4. Les principes constitutionnels d'égalité devant la loi et d'égalité devant les charges publiques ne s'opposent ni à ce que le législateur règle de façon différente des situations différentes ni à ce qu'il déroge à l'égalité pour des raisons d'intérêt général pourvu que, dans l'un et l'autre cas, la différence de traitement qui en résulte soit en rapport direct avec l'objet de la loi qui l'établit. Pour assurer le respect du principe d'égalité, le législateur doit fonder son appréciation sur des critères objectifs et rationnels en fonction des buts qu'il se propose. Par ailleurs, cette appréciation ne doit pas entraîner de rupture caractérisée de l'égalité devant les charges publiques.

5. La société soutient que le dispositif prévu au I de l'article 244 quater B du code général des impôts est ouvert aux entreprises industrielles et commerciales ou agricoles dès lors que les dépenses qu'elles engagent pour leurs opérations de recherche sont prises en compte pour la détermination de leur résultat soumis à l'impôt sur le revenu ou à l'impôt sur les sociétés. Elle fait valoir que la condition de territorialité prévue au 49ème alinéa du II de cet article instaure, au préjudice des entreprises qui doivent localiser tout ou partie de leurs opérations de recherche sur le territoire d'un Etat situé en dehors du territoire de l'Union européenne ou des Etats parties à l'accord sur l'Espace économique européen, une différence de traitement qui méconnaît les principes d'égalité et d'égalité devant les charges publiques. 

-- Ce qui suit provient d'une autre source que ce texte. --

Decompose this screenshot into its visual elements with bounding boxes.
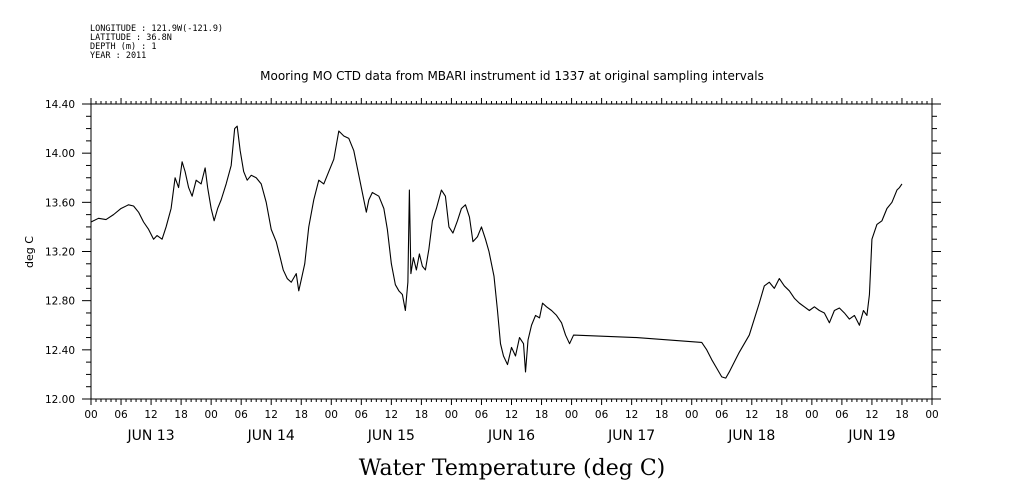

6. Il résulte des dispositions de l'article 244 quater B du code général des impôts citées au point 2 ci-dessus que le législateur avait initialement entendu, par le dispositif du crédit d'impôt en faveur de la recherche, inciter les entreprises à localiser, maintenir et développer leurs opérations de recherche sur le territoire national. Afin d'assurer que cette mesure, qui poursuit un objectif d'intérêt général, soit mise en oeuvre dans le respect du droit de l'Union européenne, la loi en a, en 2004, étendu le bénéfice du crédit d'impôt aux entreprises, soumises à l'impôt national, qui localisent leurs activités effectives de recherche sur le territoire d'un autre Etat membre de l'Union européenne ou, sous conditions, sur le territoire des Etats parties à l'accord sur l'Espace économique européen. Il existe, au regard de l'objet de la loi, une différence de situation entre les entreprises qui localisent leurs opérations de recherche sur le territoire des Etats visés au 49ème alinéa du II de l'article 244 quater B du code général des impôts et celles qui les localisent sur le territoire d'un Etat tiers. La différence de traitement établie par les dispositions contestées, qui repose sur des critères objectifs et rationnels au regard de l'objectif d'intérêt général que constituent le développement et le maintien des activités de recherche privée sur le territoire défini par la loi ainsi qu'il a été dit, est en rapport direct avec l'objet de la loi. 

7. Il résulte de ce qui précède que la question prioritaire de constitutionnalité soulevée, qui n'est pas nouvelle, ne présente pas un caractère sérieux. Par suite, il n'y a pas lieu de la renvoyer au Conseil constitutionnel.

Cour de cassation du , arrêt n°410437

Commentaire de LégiFiscal

Le Conseil d'Etat rappelle que la loi fiscale peut être discriminatoire afin de favoriser des intérêts nationaux.

La solution aurait été différente pour des dispositions excluant des opérations ou des entités situées dans un autre Etat membre de l'UE. En effet, elles auraient pu contrevenir au principes communautaires de libre circulation.